The Italian Space Agency's Light Italian CubeSat for Imaging of Asteroids deployed from the spacecraft two weeks in advance in order to capture images of DART's impact and "the asteroid's resulting cloud of ejected matter," as NASA puts it. Because it doesn't carry a large antenna, it adds, those images will be downlined to Earth "one by one in the coming weeks."

The instrument on the spacecraft itself, known by the acronym DRACO, also captured images of its view as it hurtled through the last 56,000 mile-stretch of space into Dimorphos at a speed of roughly 14,000 miles per hour.

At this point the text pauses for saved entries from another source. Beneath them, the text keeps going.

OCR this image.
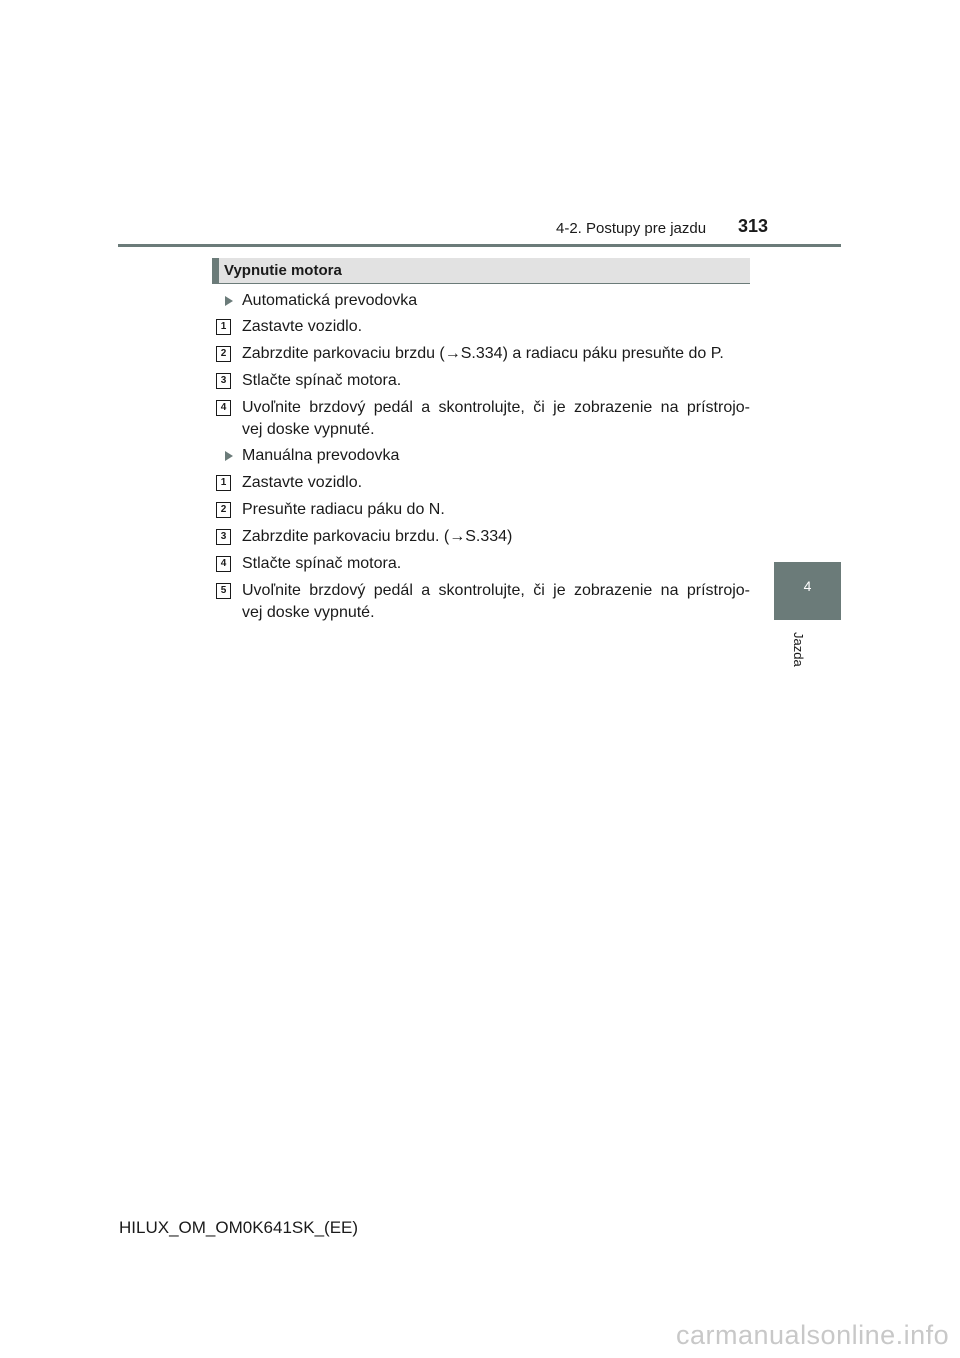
4-2. Postupy pre jazdu 313
4
Jazda
Vypnutie motora
Automatická prevodovka
1 Zastavte vozidlo.
2 Zabrzdite parkovaciu brzdu (→S.334) a radiacu páku presuňte do P.
3 Stlačte spínač motora.
4 Uvoľnite brzdový pedál a skontrolujte, či je zobrazenie na prístrojo-
vej doske vypnuté.
Manuálna prevodovka
1 Zastavte vozidlo.
2 Presuňte radiacu páku do N.
3 Zabrzdite parkovaciu brzdu. (→S.334)
4 Stlačte spínač motora.
5 Uvoľnite brzdový pedál a skontrolujte, či je zobrazenie na prístrojo-
vej doske vypnuté.
HILUX_OM_OM0K641SK_(EE)
carmanualsonline.info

Its final four images were snapped just seconds before impact. The dramatic series shows the asteroid gradually filling the frame, moving from a faraway mass floating in the darkness to offering an up-close and personal view of its rocky surface.

Here it is on video (it's worth leaving your volume on for mission control's reaction):

The final image, taken some four miles away from the asteroid and just one second before impact, is noticeably incomplete, with much of the screen blacked out. NASA says DART's impact occurred during the time when that image was being transmitted to Earth, resulting in a partial picture.

See for yourself:

Copyright 2022 NPR. To see more, visit https://www.npr.org.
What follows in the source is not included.